Rectifying tonic GABA_AR-mediated inhibition decreases its shunting effect on the background synaptic noise and thus favors control of offset over modulation of gain. A, Similar to the experimental paradigm, the modeled pyramidal cell receives two inputs simulating variable EPSPs (g_sEPSP) and stochastic synaptic noise (g_noise). Traces of the V_m at the cell soma resulting from the introduction of g_sEPSP and g_noise separately and combined (lower trace). B, An example of I–V curves for rectifying and nonrectifying inhibition simulated in the pyramidal cell model by introducing a tonic inhibitory conductance with a reversal potential E_i = −65 mV and g_max = 0.0001 S/cm². C, The conductances of rectifying (g_max = 15 nS, at +40 mV) and nonrectifying (g_const = 3 nS) tonic inhibition were adjusted to give the same offset of the I–O function in the absence of background synaptic noise (top). The effects of these “equivalent” rectifying and nonrectifying inhibitions on the I–O function were then compared in the presence of synaptic noise (bottom). D, The I–O curves are plotted without offset to compare the range of synaptic inputs that lead to the generation of action potentials. The curves are aligned to match the maximum spike probability point. The bar chart shows that rectification preserves the AUC values, in contrast to a constant tonic conductance, which decreases the AUC. The unitary excitatory conductance in the noise templates was 0.0021 μS for all simulations [corresponding to g_noise(3) in experiments]. E, The shunting effect of a constant tonic conductance on subthreshold noise is greater than that of rectifying inhibition.
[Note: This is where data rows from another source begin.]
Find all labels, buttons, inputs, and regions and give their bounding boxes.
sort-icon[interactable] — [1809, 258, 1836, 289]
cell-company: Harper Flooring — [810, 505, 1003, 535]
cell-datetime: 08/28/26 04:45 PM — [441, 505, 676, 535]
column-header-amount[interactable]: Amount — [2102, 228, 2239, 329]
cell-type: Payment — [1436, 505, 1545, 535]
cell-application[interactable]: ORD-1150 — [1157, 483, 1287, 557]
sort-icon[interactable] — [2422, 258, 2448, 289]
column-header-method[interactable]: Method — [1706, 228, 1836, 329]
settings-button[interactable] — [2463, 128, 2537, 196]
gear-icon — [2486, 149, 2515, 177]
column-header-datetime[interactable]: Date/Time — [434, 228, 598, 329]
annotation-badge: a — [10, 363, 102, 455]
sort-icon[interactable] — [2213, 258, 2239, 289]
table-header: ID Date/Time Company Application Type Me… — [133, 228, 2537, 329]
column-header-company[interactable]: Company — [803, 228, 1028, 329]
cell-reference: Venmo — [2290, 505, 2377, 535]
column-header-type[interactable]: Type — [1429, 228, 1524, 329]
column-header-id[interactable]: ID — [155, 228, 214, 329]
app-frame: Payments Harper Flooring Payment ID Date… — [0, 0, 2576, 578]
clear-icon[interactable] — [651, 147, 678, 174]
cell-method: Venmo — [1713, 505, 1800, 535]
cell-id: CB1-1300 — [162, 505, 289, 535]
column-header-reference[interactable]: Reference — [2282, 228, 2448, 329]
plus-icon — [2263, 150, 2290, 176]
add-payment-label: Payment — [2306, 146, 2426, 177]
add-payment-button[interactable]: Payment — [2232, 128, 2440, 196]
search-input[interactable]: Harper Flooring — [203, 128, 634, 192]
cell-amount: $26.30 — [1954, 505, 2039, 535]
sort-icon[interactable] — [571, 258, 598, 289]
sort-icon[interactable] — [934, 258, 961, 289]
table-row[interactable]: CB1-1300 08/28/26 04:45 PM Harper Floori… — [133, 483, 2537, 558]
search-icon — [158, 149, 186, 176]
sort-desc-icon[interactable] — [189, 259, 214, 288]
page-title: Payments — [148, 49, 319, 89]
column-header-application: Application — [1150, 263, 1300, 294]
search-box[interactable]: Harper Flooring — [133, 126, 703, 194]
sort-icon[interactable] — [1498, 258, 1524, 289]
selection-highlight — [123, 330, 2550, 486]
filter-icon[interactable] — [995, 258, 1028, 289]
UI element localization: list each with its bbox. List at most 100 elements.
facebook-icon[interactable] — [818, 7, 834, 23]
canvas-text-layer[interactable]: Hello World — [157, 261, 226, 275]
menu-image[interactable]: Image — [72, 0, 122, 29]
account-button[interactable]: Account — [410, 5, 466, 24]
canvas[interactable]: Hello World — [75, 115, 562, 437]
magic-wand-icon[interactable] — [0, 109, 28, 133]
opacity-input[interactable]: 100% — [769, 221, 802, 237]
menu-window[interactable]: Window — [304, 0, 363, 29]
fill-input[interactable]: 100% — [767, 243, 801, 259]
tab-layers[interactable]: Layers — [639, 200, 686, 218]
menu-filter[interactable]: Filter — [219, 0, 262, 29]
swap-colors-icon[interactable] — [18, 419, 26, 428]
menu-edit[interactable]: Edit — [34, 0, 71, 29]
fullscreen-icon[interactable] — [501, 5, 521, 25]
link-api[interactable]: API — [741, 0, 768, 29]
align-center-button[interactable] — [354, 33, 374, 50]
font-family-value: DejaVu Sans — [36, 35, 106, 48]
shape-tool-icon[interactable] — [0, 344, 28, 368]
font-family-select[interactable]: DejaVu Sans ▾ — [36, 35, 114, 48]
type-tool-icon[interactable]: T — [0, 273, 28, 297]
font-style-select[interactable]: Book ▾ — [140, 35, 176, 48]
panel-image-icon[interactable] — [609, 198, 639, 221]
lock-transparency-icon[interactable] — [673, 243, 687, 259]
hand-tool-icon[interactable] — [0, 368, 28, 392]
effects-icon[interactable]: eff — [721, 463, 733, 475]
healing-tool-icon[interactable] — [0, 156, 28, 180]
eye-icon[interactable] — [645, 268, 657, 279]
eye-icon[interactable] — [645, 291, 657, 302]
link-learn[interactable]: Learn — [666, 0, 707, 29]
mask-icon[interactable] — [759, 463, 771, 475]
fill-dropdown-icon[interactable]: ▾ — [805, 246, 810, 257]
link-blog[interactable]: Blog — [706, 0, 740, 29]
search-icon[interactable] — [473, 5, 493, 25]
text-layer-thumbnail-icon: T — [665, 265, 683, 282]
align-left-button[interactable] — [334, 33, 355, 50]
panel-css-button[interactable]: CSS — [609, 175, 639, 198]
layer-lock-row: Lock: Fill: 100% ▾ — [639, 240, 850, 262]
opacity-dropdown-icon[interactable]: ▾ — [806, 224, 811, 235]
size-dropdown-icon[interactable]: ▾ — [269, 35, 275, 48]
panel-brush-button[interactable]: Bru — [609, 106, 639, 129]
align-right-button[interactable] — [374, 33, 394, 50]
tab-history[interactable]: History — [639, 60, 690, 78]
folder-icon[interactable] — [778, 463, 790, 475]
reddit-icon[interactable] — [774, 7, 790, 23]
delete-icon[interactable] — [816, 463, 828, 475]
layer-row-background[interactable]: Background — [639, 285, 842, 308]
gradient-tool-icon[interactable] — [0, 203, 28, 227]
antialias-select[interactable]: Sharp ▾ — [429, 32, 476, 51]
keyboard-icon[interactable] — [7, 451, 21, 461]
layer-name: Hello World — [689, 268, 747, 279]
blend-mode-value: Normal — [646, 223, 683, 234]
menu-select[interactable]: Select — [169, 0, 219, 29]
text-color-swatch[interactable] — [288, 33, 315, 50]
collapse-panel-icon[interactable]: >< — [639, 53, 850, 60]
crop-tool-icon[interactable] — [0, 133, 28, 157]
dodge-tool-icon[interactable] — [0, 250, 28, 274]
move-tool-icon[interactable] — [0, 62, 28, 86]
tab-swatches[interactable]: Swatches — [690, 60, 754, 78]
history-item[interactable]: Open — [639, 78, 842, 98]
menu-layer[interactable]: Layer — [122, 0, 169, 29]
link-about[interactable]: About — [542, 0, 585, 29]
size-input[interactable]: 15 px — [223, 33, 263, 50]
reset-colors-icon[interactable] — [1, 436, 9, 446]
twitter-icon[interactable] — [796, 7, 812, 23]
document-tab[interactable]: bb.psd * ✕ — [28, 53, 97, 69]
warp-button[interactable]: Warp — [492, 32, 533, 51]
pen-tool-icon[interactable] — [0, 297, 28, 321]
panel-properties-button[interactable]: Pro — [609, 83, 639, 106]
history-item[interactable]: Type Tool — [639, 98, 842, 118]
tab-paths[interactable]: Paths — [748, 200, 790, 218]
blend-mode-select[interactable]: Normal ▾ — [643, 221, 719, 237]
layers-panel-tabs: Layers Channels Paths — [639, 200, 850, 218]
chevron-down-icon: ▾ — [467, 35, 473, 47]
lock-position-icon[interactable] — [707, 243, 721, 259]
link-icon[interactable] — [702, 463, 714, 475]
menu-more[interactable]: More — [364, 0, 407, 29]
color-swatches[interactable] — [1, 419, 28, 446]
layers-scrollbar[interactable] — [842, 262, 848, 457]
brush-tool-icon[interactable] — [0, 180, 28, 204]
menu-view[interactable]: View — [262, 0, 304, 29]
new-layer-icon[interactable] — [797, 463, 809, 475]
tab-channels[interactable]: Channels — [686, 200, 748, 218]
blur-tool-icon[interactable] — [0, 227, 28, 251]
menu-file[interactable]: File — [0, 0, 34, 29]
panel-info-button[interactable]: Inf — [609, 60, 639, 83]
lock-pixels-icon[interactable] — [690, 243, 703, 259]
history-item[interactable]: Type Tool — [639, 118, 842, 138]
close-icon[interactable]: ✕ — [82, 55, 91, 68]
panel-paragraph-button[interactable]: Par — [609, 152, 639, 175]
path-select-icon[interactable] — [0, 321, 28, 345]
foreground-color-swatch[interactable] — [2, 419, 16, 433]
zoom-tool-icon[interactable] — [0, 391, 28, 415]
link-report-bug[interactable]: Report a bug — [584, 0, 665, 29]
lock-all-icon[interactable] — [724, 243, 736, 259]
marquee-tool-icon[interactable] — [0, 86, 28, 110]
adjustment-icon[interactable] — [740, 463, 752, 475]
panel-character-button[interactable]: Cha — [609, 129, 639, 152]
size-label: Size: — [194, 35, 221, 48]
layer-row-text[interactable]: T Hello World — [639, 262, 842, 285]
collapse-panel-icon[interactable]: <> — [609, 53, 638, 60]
RMS is plotted against tonic conductance at +40 mV (g_max). Upper traces illustrate the effects of rectifying and nonrectifying tonic inhibition on RMS with g_max = 4 nS. F, The difference between the effects of rectifying and nonrectifying tonic inhibition on the variation of membrane potential is apparent even when their respective g_max values are matched to produce the same offset of I–O function in the absence of noise.